La Sixtine est obscure, et ses murs mal construits :
Le plus roux des soleils n’en chasse point la nuit !
À quoi bon s’acharner sur un plafond funèbre
À colorer de l’ombre et dorer des ténèbres.
Et puis encor, quel bûcheron lui fournirait
Le vaste bois pour un si large échafaudage ? »
Le pape répondit sans changer de visage :
« On abattra pour vous ma plus haute forêt. »
Michel-Ange sortit et s’en alla dans Rome,
Hostile au pape, hostile au monde, hostile aux hommes,
Croyant heurter partout aux abords du palais
Mille ennemis qui le guettaient, groupés dans l’ombre.
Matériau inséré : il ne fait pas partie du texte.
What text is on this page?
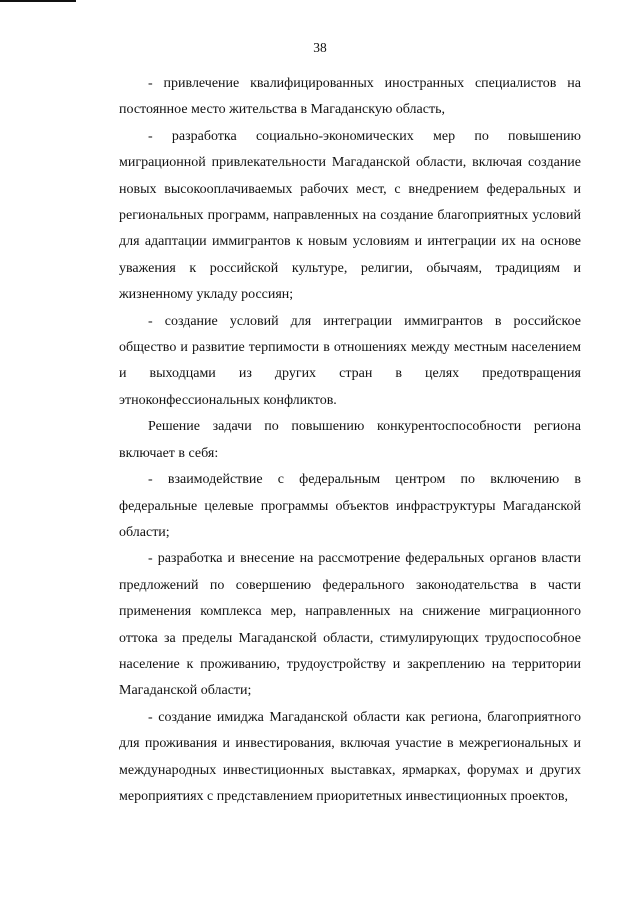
38

- привлечение квалифицированных иностранных специалистов на постоянное место жительства в Магаданскую область,

- разработка социально-экономических мер по повышению миграционной привлекательности Магаданской области, включая создание новых высокооплачиваемых рабочих мест, с внедрением федеральных и региональных программ, направленных на создание благоприятных условий для адаптации иммигрантов к новым условиям и интеграции их на основе уважения к российской культуре, религии, обычаям, традициям и жизненному укладу россиян;

- создание условий для интеграции иммигрантов в российское общество и развитие терпимости в отношениях между местным населением и выходцами из других стран в целях предотвращения этноконфессиональных конфликтов.

Решение задачи по повышению конкурентоспособности региона включает в себя:

- взаимодействие с федеральным центром по включению в федеральные целевые программы объектов инфраструктуры Магаданской области;

- разработка и внесение на рассмотрение федеральных органов власти предложений по совершению федерального законодательства в части применения комплекса мер, направленных на снижение миграционного оттока за пределы Магаданской области, стимулирующих трудоспособное население к проживанию, трудоустройству и закреплению на территории Магаданской области;

- создание имиджа Магаданской области как региона, благоприятного для проживания и инвестирования, включая участие в межрегиональных и международных инвестиционных выставках, ярмарках, форумах и других мероприятиях с представлением приоритетных инвестиционных проектов,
Et qui raillaient déjà la violence sombre
Et la neuve grandeur de l’art qu’il préparait.
Son sommeil ne fut plus qu’une énorme poussée
De gestes orageux à travers sa pensée ;
Qu’il s’étendît, le soir, dans son lit, sur son dos,
Ses nerfs restaient brûlants jusque dans son repos ;
Il était frémissant toujours, comme une flèche
Qui troue une muraille et vibre dans la brèche :
Pour augmenter encor ses maux quotidiens
Il s’angoissait des maux et des plaintes des siens :
Son terrible cerveau semblait un incendie
Plein de feux ravageurs et de flammes brandies.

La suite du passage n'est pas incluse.